GRANDFATHER'S FOOTSTEPS

by Gillian White

Pub Date: April 15th, 1995
ISBN: 1-85797-561-8
Publisher: Orion/Trafalgar

British writer-journalist White (Mothertime, 1994, etc.), who soldiers in the Fay Weldon school of domestic satire, returns—this time to use a surrogate-motherhood scam as a lens through which to explore the complex nature of family ties. Seventeen-year-old Brenda takes shorthand at 150 words a minute, but her looks broadcast her lower-class origins: She has tea stains on her work clothes and ``chips-and-vinegar skin under bright orange No 7 makeup.'' Certainly she doesn't hold a candle to Jessica, her impeccably coiffed boss, who rushes home from a hard day at the office to whip up a dinner of young pigeons in red wine. But chance makes Jessica deign to focus on her untidy secretary: Brenda is accidentally pregnant and Jessica wants a baby. Worn out from a long bout of infertility treatments with her younger boyfriend, Rudi, Jessica fears that he'll leave her because he so badly wants a child. So she concocts a scheme to have Rudi make love, under her supervision, to barely pregnant Brenda, and then, believing that the ensuing child is his, adopt it with Jessica. (Brenda will get a tidy sum for her efforts.) And all goes sort of according to plan—except that a wild turn of events installs Brenda's boisterous, Elvis-singing family in the house next door to Jessica, leading to all sorts of noisy interfamilial merging. When they discover that Brenda is expecting with Rudi, the mom, dad, and lunkish brothers invite themselves over for celebratory visits and travel en masse to the hospital for the delivery.
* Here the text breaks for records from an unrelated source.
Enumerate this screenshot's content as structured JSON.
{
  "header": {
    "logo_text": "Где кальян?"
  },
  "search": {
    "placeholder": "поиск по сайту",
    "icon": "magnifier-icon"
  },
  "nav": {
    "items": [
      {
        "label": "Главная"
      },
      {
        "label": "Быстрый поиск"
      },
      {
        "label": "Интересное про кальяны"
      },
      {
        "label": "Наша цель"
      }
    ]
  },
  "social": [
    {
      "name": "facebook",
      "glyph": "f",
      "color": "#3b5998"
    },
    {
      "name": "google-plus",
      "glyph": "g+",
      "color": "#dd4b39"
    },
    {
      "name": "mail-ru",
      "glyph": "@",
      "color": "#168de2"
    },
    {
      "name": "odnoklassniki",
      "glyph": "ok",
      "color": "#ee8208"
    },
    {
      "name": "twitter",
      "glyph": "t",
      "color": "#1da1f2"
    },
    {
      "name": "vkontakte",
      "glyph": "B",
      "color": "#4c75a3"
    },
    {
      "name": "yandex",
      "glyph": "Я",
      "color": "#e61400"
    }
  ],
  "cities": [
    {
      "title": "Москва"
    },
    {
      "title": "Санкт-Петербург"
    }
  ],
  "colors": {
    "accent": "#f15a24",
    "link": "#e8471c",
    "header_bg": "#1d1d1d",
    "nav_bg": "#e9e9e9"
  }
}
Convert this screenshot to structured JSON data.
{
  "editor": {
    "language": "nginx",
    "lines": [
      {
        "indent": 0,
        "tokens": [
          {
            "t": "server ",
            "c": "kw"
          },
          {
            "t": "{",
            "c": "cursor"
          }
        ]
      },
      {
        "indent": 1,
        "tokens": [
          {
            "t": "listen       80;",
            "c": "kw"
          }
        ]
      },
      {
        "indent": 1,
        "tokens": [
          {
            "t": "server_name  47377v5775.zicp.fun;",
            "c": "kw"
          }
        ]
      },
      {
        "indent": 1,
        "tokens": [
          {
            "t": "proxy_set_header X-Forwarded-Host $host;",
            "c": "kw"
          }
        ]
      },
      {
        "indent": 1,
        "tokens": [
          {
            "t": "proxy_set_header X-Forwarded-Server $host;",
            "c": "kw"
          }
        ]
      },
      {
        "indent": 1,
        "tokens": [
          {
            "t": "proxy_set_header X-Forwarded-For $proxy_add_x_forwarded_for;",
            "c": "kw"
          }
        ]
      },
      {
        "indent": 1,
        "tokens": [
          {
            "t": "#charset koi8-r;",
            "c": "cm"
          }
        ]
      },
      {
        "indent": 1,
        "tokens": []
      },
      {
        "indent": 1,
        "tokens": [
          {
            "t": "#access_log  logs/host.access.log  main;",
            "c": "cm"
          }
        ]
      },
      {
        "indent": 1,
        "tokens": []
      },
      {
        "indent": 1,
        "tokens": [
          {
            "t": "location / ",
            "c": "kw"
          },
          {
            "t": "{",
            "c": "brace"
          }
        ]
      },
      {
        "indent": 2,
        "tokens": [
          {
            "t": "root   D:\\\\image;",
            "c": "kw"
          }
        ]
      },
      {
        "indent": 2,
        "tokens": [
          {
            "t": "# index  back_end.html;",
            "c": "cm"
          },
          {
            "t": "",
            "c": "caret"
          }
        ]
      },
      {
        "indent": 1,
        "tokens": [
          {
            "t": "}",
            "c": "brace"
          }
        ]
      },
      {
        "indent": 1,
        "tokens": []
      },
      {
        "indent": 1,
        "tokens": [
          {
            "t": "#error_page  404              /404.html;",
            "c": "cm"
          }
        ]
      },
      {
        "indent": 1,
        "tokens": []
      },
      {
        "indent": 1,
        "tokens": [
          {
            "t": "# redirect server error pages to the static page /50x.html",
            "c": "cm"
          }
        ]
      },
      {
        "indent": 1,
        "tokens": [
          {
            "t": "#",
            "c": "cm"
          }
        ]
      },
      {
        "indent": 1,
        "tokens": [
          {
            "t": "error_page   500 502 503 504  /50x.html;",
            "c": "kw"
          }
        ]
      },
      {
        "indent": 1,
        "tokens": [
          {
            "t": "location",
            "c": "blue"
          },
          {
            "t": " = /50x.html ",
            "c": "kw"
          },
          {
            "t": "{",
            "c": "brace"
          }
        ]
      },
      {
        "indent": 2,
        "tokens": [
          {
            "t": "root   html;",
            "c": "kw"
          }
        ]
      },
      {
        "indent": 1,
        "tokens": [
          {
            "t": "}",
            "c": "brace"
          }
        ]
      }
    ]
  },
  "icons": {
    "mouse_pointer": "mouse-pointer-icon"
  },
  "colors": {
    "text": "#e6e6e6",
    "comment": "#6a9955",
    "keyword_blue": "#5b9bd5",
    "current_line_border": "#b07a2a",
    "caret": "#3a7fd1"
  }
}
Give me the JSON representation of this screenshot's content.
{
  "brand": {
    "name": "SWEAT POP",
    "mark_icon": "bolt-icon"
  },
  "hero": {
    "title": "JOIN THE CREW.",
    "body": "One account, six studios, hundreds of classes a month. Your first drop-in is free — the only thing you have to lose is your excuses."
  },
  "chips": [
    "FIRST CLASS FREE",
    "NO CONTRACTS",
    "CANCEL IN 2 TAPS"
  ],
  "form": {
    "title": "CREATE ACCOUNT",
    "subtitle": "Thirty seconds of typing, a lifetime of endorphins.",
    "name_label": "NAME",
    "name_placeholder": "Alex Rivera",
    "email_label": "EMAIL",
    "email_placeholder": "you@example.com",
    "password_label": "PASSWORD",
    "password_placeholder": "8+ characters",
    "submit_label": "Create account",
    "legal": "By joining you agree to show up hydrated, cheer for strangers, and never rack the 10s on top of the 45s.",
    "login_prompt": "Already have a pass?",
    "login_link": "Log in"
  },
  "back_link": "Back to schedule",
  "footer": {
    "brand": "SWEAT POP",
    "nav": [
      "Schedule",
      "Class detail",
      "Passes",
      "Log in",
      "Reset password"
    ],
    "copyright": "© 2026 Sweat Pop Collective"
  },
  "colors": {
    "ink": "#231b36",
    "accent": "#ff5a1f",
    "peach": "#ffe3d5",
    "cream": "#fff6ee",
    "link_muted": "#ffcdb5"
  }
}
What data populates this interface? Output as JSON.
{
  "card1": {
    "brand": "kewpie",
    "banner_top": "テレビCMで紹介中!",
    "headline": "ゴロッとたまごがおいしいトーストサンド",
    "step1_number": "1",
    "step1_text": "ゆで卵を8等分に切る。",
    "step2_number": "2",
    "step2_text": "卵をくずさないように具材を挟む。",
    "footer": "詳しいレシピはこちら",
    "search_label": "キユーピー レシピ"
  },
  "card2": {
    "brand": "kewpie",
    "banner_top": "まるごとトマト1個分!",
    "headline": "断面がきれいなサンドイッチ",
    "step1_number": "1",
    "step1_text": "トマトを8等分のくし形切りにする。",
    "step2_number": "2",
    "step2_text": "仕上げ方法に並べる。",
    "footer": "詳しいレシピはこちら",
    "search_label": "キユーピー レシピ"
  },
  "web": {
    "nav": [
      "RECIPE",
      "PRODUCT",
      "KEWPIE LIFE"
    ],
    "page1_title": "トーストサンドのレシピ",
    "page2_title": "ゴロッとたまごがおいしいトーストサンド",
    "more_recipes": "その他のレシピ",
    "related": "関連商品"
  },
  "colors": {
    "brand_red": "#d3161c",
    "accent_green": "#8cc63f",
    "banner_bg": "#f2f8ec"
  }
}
Jessica does get her man, but in the process she gains an unrepentantly tacky new family, and the carefully constructed graciousness of her life will never be the same. White weaves earnest but perceptive asides about control, class, and solidarity among women into her heavy-handed satire: The result is a tasty snack that goes down as easily as fast food but actually packs some nutritive wallop.